Wednesday 11 March 2015

We are just like the immigrants...

By TOMMY HOLGATE

Hust good friends . . . I eagerly anticipate non-mudslinging political debate
Well, what a lovely week of official political business here in Chesterfield.

On Monday I attended the Chesterfield 2015 General Election Prospective Parliamentary Candidate briefing at the lovely Town Hall (above).

On the way there, an underweight, mid-afternoon cider-drinking, Rottweiler-walking couple began shouting 'nice hair mate/oi afroman' from across the road.

The reason I have overtly described them is that it paints the picture of the type of individual that is currently cast out by this society. I am not one to judge for I will have spent many afternoons [sometimes mornings] drinking cider in the street [or park, or on a bus/in a library if it were syphoned off into an apple juice bottle from the supermarket] between the ages of 16 and 26.

So I crossed the road and asked them how they were doing. In all honesty they looked a bit scared when the security of the two-lane barrier had been traversed, and didn't really know what to do.

I find it often diffuses a situation when one enquires as to the wellbeing of another.

"You up to much this afternoon," I further probed.

"Just trying to get a load of bull**** sorted," replied the lady of the pair.

The bovine-dung they were referring to was the sorting of benefits. We had found common ground on this matter as I had recently experienced the frustration of JobSeekers' Allowance. We then genuinely hit it off when I spotted that one of them had a K Cider (8.4 per cent) while the other was drinking White Storm (7.5 per cent) which led to a chat about 'pennies per unit of alcohol' and they were visibly impressed with the calculations I still have in mind from the frugal days of uni-boozing.

Be-cider-self . . .  girl drinks in the street [pic: Guardian.com]

When I explained I was running for Parliament, their response was - without missing a beat: "Please just do something about those f*****g immigrants. We can't get any jobs because they're here."

"You might want to vote for Ukip," I chuckled, in a way that will never be intended to demean the intentions of the purple party.

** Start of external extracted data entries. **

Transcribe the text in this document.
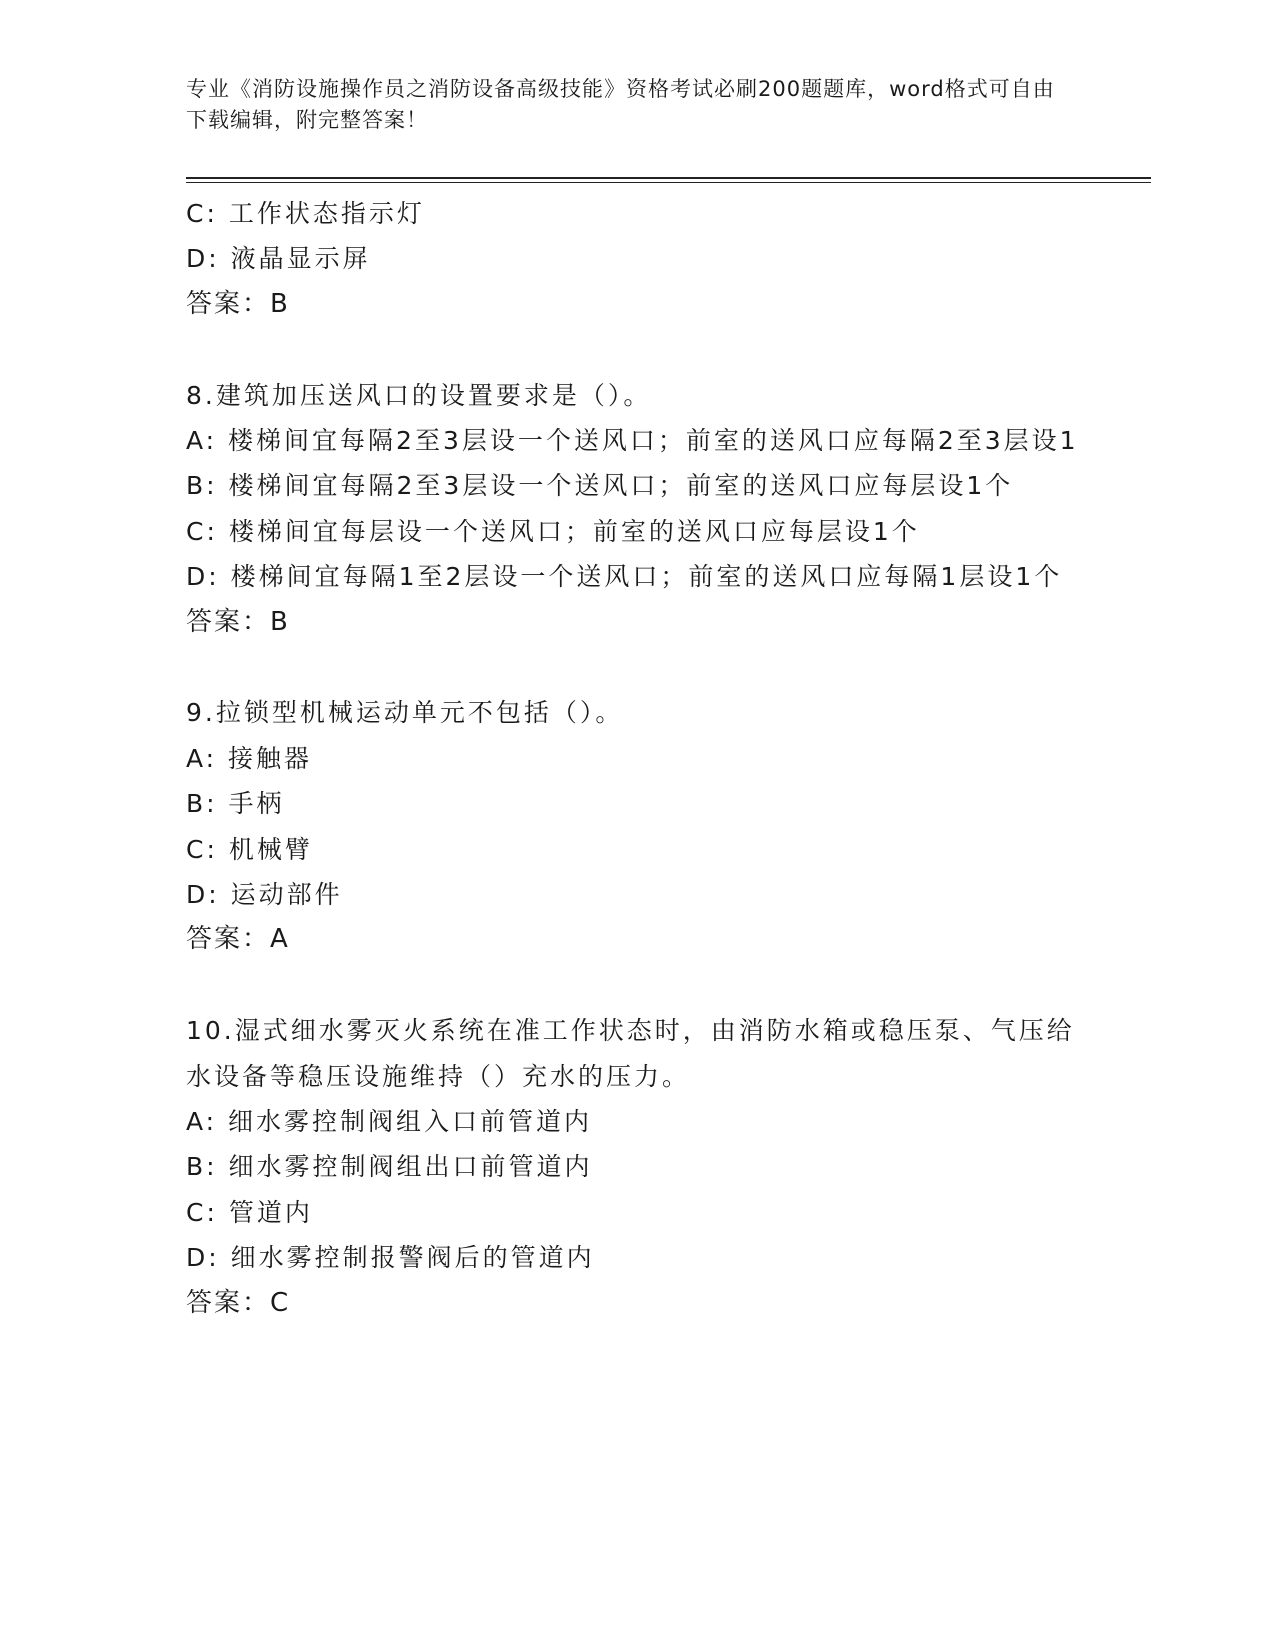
专业《消防设施操作员之消防设备高级技能》资格考试必刷200题题库，word格式可自由下载编辑，附完整答案！
C: 工作状态指示灯
D: 液晶显示屏
答案：B
8.建筑加压送风口的设置要求是（）。
A: 楼梯间宜每隔2至3层设一个送风口；前室的送风口应每隔2至3层设1
B: 楼梯间宜每隔2至3层设一个送风口；前室的送风口应每层设1个
C: 楼梯间宜每层设一个送风口；前室的送风口应每层设1个
D: 楼梯间宜每隔1至2层设一个送风口；前室的送风口应每隔1层设1个
答案：B
9.拉锁型机械运动单元不包括（）。
A: 接触器
B: 手柄
C: 机械臂
D: 运动部件
答案：A
10.湿式细水雾灭火系统在准工作状态时，由消防水箱或稳压泵、气压给水设备等稳压设施维持（）充水的压力。
A: 细水雾控制阀组入口前管道内
B: 细水雾控制阀组出口前管道内
C: 管道内
D: 细水雾控制报警阀后的管道内
答案：C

She said: "No, but they're all over here, I saw it on a program once, there were loads of them working in a chicken factory, and living illegally in a disused building in the middle of nowhere."

Luxury.

Then my tone turned into a political man trying to sound ordinary [although I am a working-class mining-town lad when all is said and done]. Like when Ed Cameron talk about 'meeting a dinner lady called Beverley' etc.

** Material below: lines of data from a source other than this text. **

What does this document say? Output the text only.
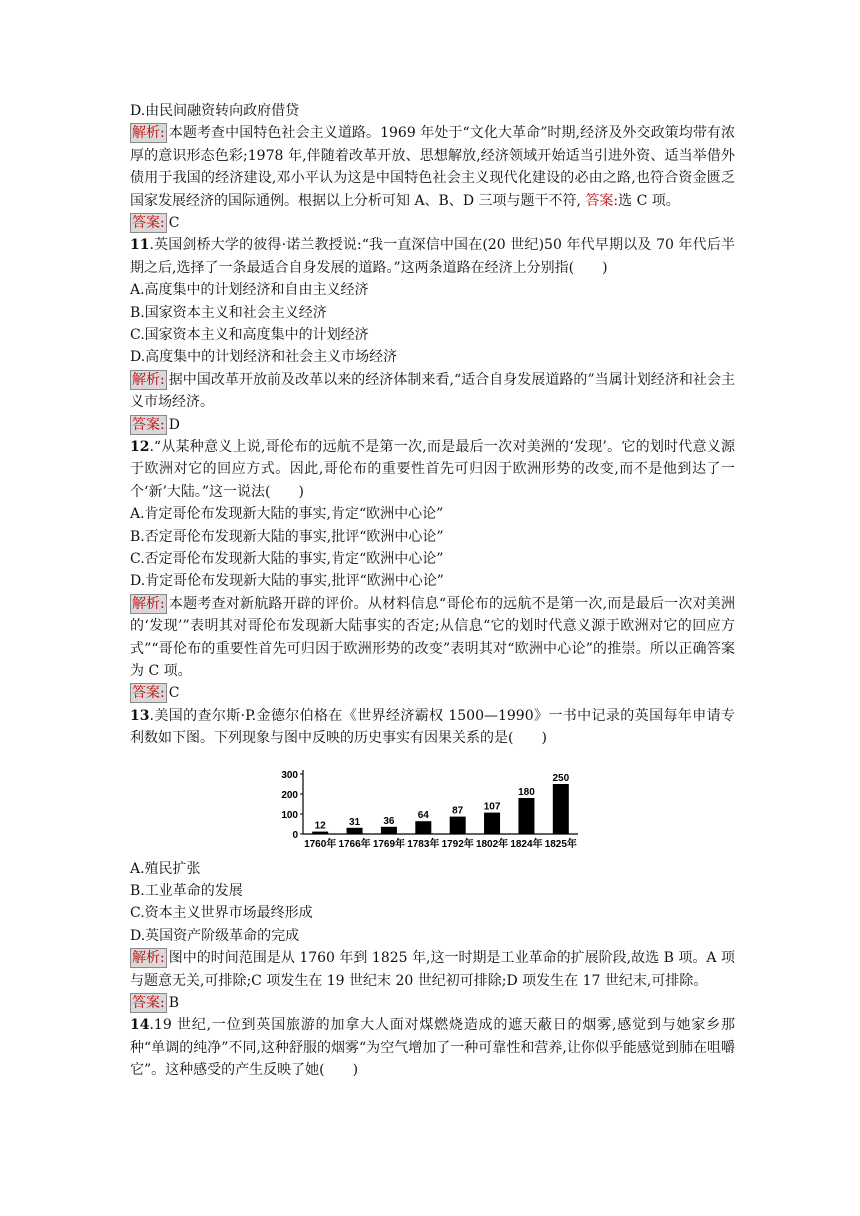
D.由民间融资转向政府借贷
解析: 本题考查中国特色社会主义道路。1969 年处于“文化大革命”时期,经济及外交政策均带有浓厚的意识形态色彩;1978 年,伴随着改革开放、思想解放,经济领域开始适当引进外资、适当举借外债用于我国的经济建设,邓小平认为这是中国特色社会主义现代化建设的必由之路,也符合资金匮乏国家发展经济的国际通例。根据以上分析可知 A、B、D 三项与题干不符, 答案:选 C 项。
答案: C
11.英国剑桥大学的彼得·诺兰教授说:“我一直深信中国在(20 世纪)50 年代早期以及 70 年代后半期之后,选择了一条最适合自身发展的道路。”这两条道路在经济上分别指(　　)
A.高度集中的计划经济和自由主义经济
B.国家资本主义和社会主义经济
C.国家资本主义和高度集中的计划经济
D.高度集中的计划经济和社会主义市场经济
解析: 据中国改革开放前及改革以来的经济体制来看,“适合自身发展道路的”当属计划经济和社会主义市场经济。
答案: D
12.“从某种意义上说,哥伦布的远航不是第一次,而是最后一次对美洲的‘发现’。它的划时代意义源于欧洲对它的回应方式。因此,哥伦布的重要性首先可归因于欧洲形势的改变,而不是他到达了一个‘新’大陆。”这一说法(　　)
A.肯定哥伦布发现新大陆的事实,肯定“欧洲中心论”
B.否定哥伦布发现新大陆的事实,批评“欧洲中心论”
C.否定哥伦布发现新大陆的事实,肯定“欧洲中心论”
D.肯定哥伦布发现新大陆的事实,批评“欧洲中心论”
解析: 本题考查对新航路开辟的评价。从材料信息“哥伦布的远航不是第一次,而是最后一次对美洲的‘发现’”表明其对哥伦布发现新大陆事实的否定;从信息“它的划时代意义源于欧洲对它的回应方式”“哥伦布的重要性首先可归因于欧洲形势的改变”表明其对“欧洲中心论”的推崇。所以正确答案为 C 项。
答案: C
13.美国的查尔斯·P.金德尔伯格在《世界经济霸权 1500—1990》一书中记录的英国每年申请专利数如下图。下列现象与图中反映的历史事实有因果关系的是(　　)
0
100
200
300
12
1760年
31
1766年
36
1769年
64
1783年
87
1792年
107
1802年
180
1824年
250
1825年
A.殖民扩张
B.工业革命的发展
C.资本主义世界市场最终形成
D.英国资产阶级革命的完成
解析: 图中的时间范围是从 1760 年到 1825 年,这一时期是工业革命的扩展阶段,故选 B 项。A 项与题意无关,可排除;C 项发生在 19 世纪末 20 世纪初可排除;D 项发生在 17 世纪末,可排除。
答案: B
14.19 世纪,一位到英国旅游的加拿大人面对煤燃烧造成的遮天蔽日的烟雾,感觉到与她家乡那种“单调的纯净”不同,这种舒服的烟雾“为空气增加了一种可靠性和营养,让你似乎能感觉到肺在咀嚼它”。这种感受的产生反映了她(　　)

I said: "The thing is, that picture you painted doesn't sound like they are having a very good time. 

"I remember working on a fish farm in the uni summer holidays. I spent two months living with a pair of Polish blokes - Kristoff and Marius - whose life involved spending ten hours a day, six days a week, chopping heads off trout. Each night, they would get home and take it in turns to Skype their families for 15 minutes, before crashing out asleep.

Trout of order . . . the image we have been given of immigrants is, quite frankly, innacurate 

"They were basically putting themselves through hell - for UK minimum wage - so that their families could live a better life back home and their kids could afford school meals. They love their families, in the same way that you love your families. Us three are exactly the same as the immigrants in that sense.

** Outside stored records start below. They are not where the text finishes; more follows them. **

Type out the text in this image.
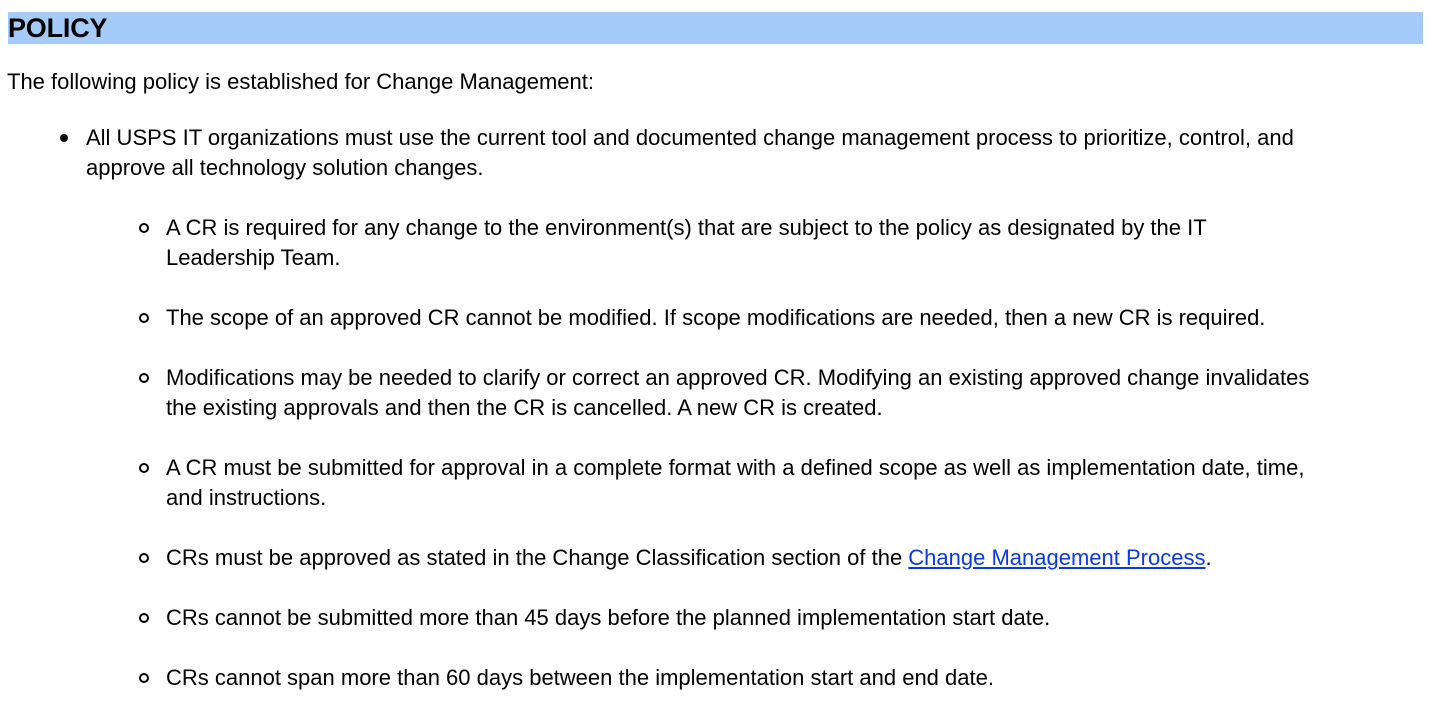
POLICY
The following policy is established for Change Management:
All USPS IT organizations must use the current tool and documented change management process to prioritize, control, and
approve all technology solution changes.
A CR is required for any change to the environment(s) that are subject to the policy as designated by the IT
Leadership Team.
The scope of an approved CR cannot be modified. If scope modifications are needed, then a new CR is required.
Modifications may be needed to clarify or correct an approved CR. Modifying an existing approved change invalidates
the existing approvals and then the CR is cancelled. A new CR is created.
A CR must be submitted for approval in a complete format with a defined scope as well as implementation date, time,
and instructions.
CRs must be approved as stated in the Change Classification section of the Change Management Process.
CRs cannot be submitted more than 45 days before the planned implementation start date.
CRs cannot span more than 60 days between the implementation start and end date.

"But what we would be looking to do is find ways of working with the - among others - Polish/Romanian communities in a way that might treat the problem at source and lessen the need for them to escape and leave their families. Thus, ultimately lowering levels of immigration."

The lady responded: "So you would be helping the issue?"

"I suppose so, but in a way that sees them as fellow people, as opposed to illegal and foreign," I said.

"Hmm," they both mused, possibly as though this were the first time they had encountered a proposition that wishes to deal with the situation in a way that sidesteps useless anger.

Because what is the point of having enemies when we are all - as humanity - surely working towards the same goal of achieving happiness and finding enjoyment in the giving and receiving of love?

I've heard people say: 
"You won't get a former-fish farmer elected for love nor money."
But maybe one day we could. With a little bit of either.